Bab 10; Refleksi Kebersamaan
“Kamu harus lebih banyak makan. Pinggangmu hanya tinggal tulang tanpa daging. Lenganku terasa sakit.”
Fahmi mendengus kesal. Gadis yang dibonceng tertawa lirih. Tidak seperti dirimu yang segala keinginanmu langsung bisa kaudapatkan, pinggang inilah yang telah membuat adik-adikku bisa sekolah tinggi, batinnya.
“Kau sudah punya pacar?”
Fahmi menggeleng.
“Pernah pacaran?”
Kembali dia menggeleng.
“Asyik. Aku wanita pertama yang memeluk pinggangmu!”
Kalau saja Haruka bisa melihat wajah Fahmi, dia akan terbahak melihat pemuda dua tahun di atas usianya ini memerah. Mulutnya berkecumik tak tahu apa yang diucapkan. Walau hawa dingin menggigit, peluh deras mengguyur dahi.
“Kenapa kau tidak pernah pacaran?”
“Aku tidak punya waktu,” dengus Fahmi di sela kayuhan kaki.
“Padahal kamu lumayan tampan. Kata Reina chan, kamu seperti artis Jepang. Kitamura Takumi, tapi, versi kulit sawo matang.”

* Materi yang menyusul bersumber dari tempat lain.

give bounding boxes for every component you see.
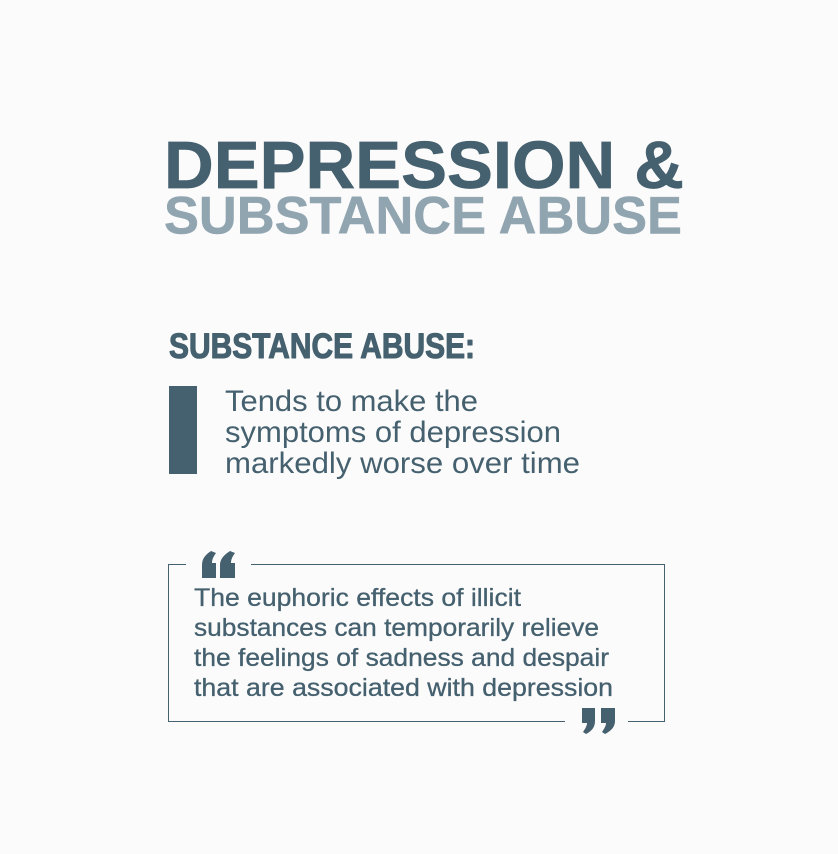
quote text: substances can temporarily relieve (194, 614, 599, 642)
quote text: that are associated with depression (194, 674, 613, 702)
icon: opening quote mark (202, 551, 235, 578)
quote text: the feelings of sadness and despair (194, 644, 609, 672)
body text: Tends to make the (225, 385, 478, 418)
accent bar (169, 386, 197, 474)
quote box frame (168, 564, 664, 722)
body text: markedly worse over time (225, 447, 580, 480)
subtitle: Substance Abuse: SUBSTANCE ABUSE (164, 186, 682, 246)
title: Depression &: DEPRESSION & (164, 128, 684, 203)
body text (225, 385, 580, 480)
body text: symptoms of depression (225, 416, 561, 449)
icon: closing quote mark (582, 708, 615, 734)
quote text (194, 584, 613, 702)
section heading: SUBSTANCE ABUSE: (169, 326, 475, 366)
quote text: The euphoric effects of illicit (194, 584, 521, 612)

Fahmi tertawa lirih. Bayangan sosok sahabat Haruka yang super cantik dan centil itu melintas di benaknya. Entah sedang apa dia sekarang? Mungkin sedang bercengkerama dengan cowok-cowok tampan yang bisa mengguyurnya dengan barang-barang mewah.
“Kamu sudah punya pacar?”
Akhirnya pertanyaan yang selama ini terus bergelayut di benak Fahmi terlontar. Kesempatan yang bagus. Bukan dia yang memulai percakapan ini.
“Bagaimana menurutmu?”
Diarahkan setir sepeda ke timur. Di depan terbentang Taman Hakozaki Ichi-Go. Taman kecil dengan beberapa pohon tak berdaun itu tertutup salju. Pemuda itu mempercepat kayuhnya, berharap satu nama yang keluar dari mulutnya hilang ditelan sepinya taman.
“Bagaimana dengan Okabe san?”
Gadis di belakang tergelak. Lengannya semakin erat melingkar di pinggang Fahmi. Entah karena takut jatuh, atau memang nama yang meluncur dari mulut pemuda itu menggelikan.
“Kenapa dengan Okabe?”
“Pria itu kelihatannya mencintaimu.”
“Dari mana kamu tahu? Bukankah orang yang belum pernah pacaran seharusnya tidak tahu gelagat lelaki yang sedang jatuh cinta?”
Fahmi merasa seperti pencuri yang tertangkap basah. Terpaksa dia mengaku. “Kata Amran,” bisiknya lemah.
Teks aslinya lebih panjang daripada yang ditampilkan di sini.